The author considers the following system of conservation laws in differential form: \[ \rho(\partial_t\vec V+ (\vec V,\nabla_x)\vec V)= -\nabla_x P,\quad x\in\mathbb{R}^n,\tag{1} \] \[ \partial_t\rho+ \text{div}(\rho\vec V)= 0,\tag{2} \] \[ \partial_t S+(\vec V,\nabla_x)S= 0,\tag{3} \] where the density, velocity vector, and entropy are the unknowns and are denoted by \(\rho\), \(\vec V=(V_1,\dots, V_n)\), and \(S\) respectively.
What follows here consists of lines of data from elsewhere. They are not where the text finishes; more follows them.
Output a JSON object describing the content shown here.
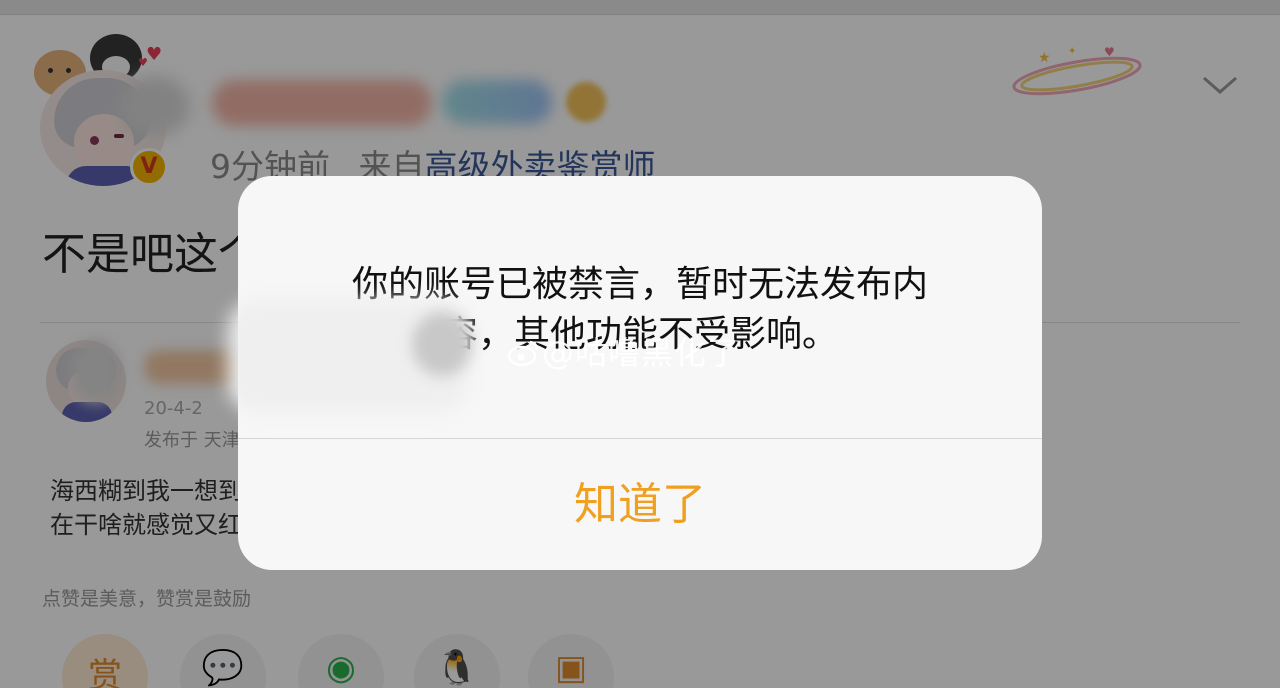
{
  "post": {
    "meta_time": "9分钟前",
    "meta_from": "来自",
    "meta_source": "高级外卖鉴赏师",
    "text": "不是吧这个"
  },
  "comment": {
    "time": "20-4-2",
    "location": "发布于 天津",
    "line1": "海西糊到我一想到",
    "line2": "在干啥就感觉又红"
  },
  "reward_hint": "点赞是美意，赞赏是鼓励",
  "share_buttons": [
    {
      "icon": "reward-icon",
      "glyph": "赏"
    },
    {
      "icon": "wechat-icon",
      "glyph": "💬"
    },
    {
      "icon": "moments-icon",
      "glyph": "◉"
    },
    {
      "icon": "qq-icon",
      "glyph": "🐧"
    },
    {
      "icon": "image-icon",
      "glyph": "▣"
    }
  ],
  "dialog": {
    "message_line1": "你的账号已被禁言，暂时无法发布内",
    "message_line2": "容，其他功能不受影响。",
    "button_label": "知道了"
  },
  "watermark": "@咕噜黑化了",
  "colors": {
    "accent": "#f0a020",
    "link": "#3b5998",
    "vip": "#f4b400"
  }
}
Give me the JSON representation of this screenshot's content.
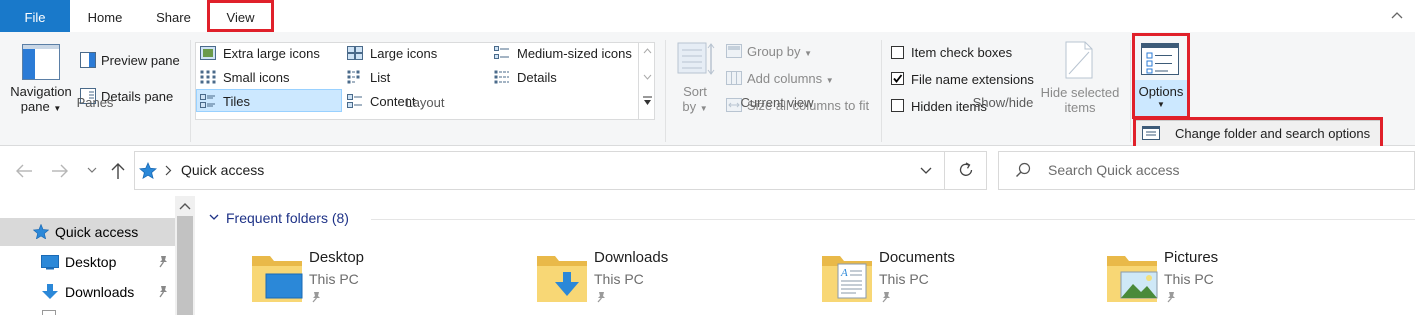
{
  "tabs": {
    "file": "File",
    "home": "Home",
    "share": "Share",
    "view": "View"
  },
  "panes": {
    "navigation_pane_line1": "Navigation",
    "navigation_pane_line2": "pane",
    "preview_pane": "Preview pane",
    "details_pane": "Details pane",
    "group_label": "Panes"
  },
  "layout": {
    "extra_large_icons": "Extra large icons",
    "large_icons": "Large icons",
    "medium_icons": "Medium-sized icons",
    "small_icons": "Small icons",
    "list": "List",
    "details": "Details",
    "tiles": "Tiles",
    "content": "Content",
    "group_label": "Layout"
  },
  "current_view": {
    "sort_by_line1": "Sort",
    "sort_by_line2": "by",
    "group_by": "Group by",
    "add_columns": "Add columns",
    "size_all_columns": "Size all columns to fit",
    "group_label": "Current view"
  },
  "show_hide": {
    "item_check_boxes": "Item check boxes",
    "file_name_extensions": "File name extensions",
    "hidden_items": "Hidden items",
    "hide_selected_line1": "Hide selected",
    "hide_selected_line2": "items",
    "group_label": "Show/hide",
    "item_check_boxes_checked": false,
    "file_name_extensions_checked": true,
    "hidden_items_checked": false
  },
  "options": {
    "label": "Options",
    "menu_item": "Change folder and search options"
  },
  "address": {
    "path": "Quick access"
  },
  "search": {
    "placeholder": "Search Quick access"
  },
  "sidebar": {
    "items": [
      {
        "label": "Quick access",
        "icon": "star-icon"
      },
      {
        "label": "Desktop",
        "icon": "desktop-icon"
      },
      {
        "label": "Downloads",
        "icon": "download-icon"
      }
    ]
  },
  "content": {
    "section_header": "Frequent folders (8)",
    "folders": [
      {
        "name": "Desktop",
        "location": "This PC"
      },
      {
        "name": "Downloads",
        "location": "This PC"
      },
      {
        "name": "Documents",
        "location": "This PC"
      },
      {
        "name": "Pictures",
        "location": "This PC"
      }
    ]
  },
  "colors": {
    "accent": "#1979ca",
    "highlight_red": "#e0202a",
    "selected_tile_bg": "#cce8ff",
    "sidebar_selected_bg": "#d9d9d9",
    "folder_yellow": "#f8d775"
  }
}
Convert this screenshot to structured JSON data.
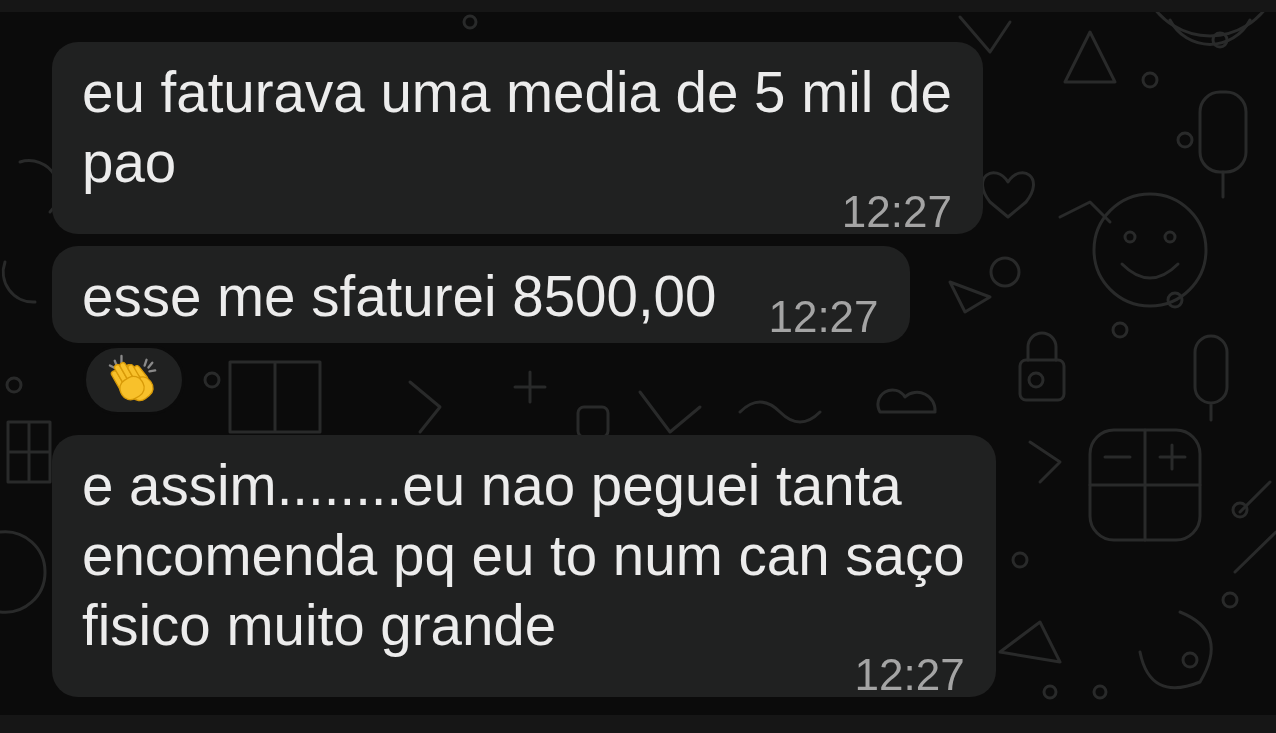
{
  "messages": [
    {
      "lines": [
        "eu faturava uma media de 5 mil de",
        "pao"
      ],
      "time": "12:27",
      "reacted": false
    },
    {
      "lines": [
        "esse me sfaturei 8500,00"
      ],
      "time": "12:27",
      "reacted": true
    },
    {
      "lines": [
        "e assim........eu nao peguei tanta",
        "encomenda pq eu to num can saço",
        "fisico muito grande"
      ],
      "time": "12:27",
      "reacted": false
    }
  ]
}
Here \(P(t,x)\) is the pressure, and the adiabatic exponent is denoted by \(\gamma\) \((\gamma> 1)\), that is \(P(t,x)= \rho^\gamma e^S\). The author addresses the following question: Consider a finite movable volume \(W(t)\) of a compressible fluid whose motion is described by system (1)--(3). Suppose that the point \(x_0\) does belong to the volume \(W(t)\) at the initial time. What conditions should be imposed on the initial data, so as to ensure that the boundary of the \(\partial W(t)\) reaches a given \(\varepsilon\)-neighborhood of the point \(x_0\) within time in which the flow preserves its smoothness.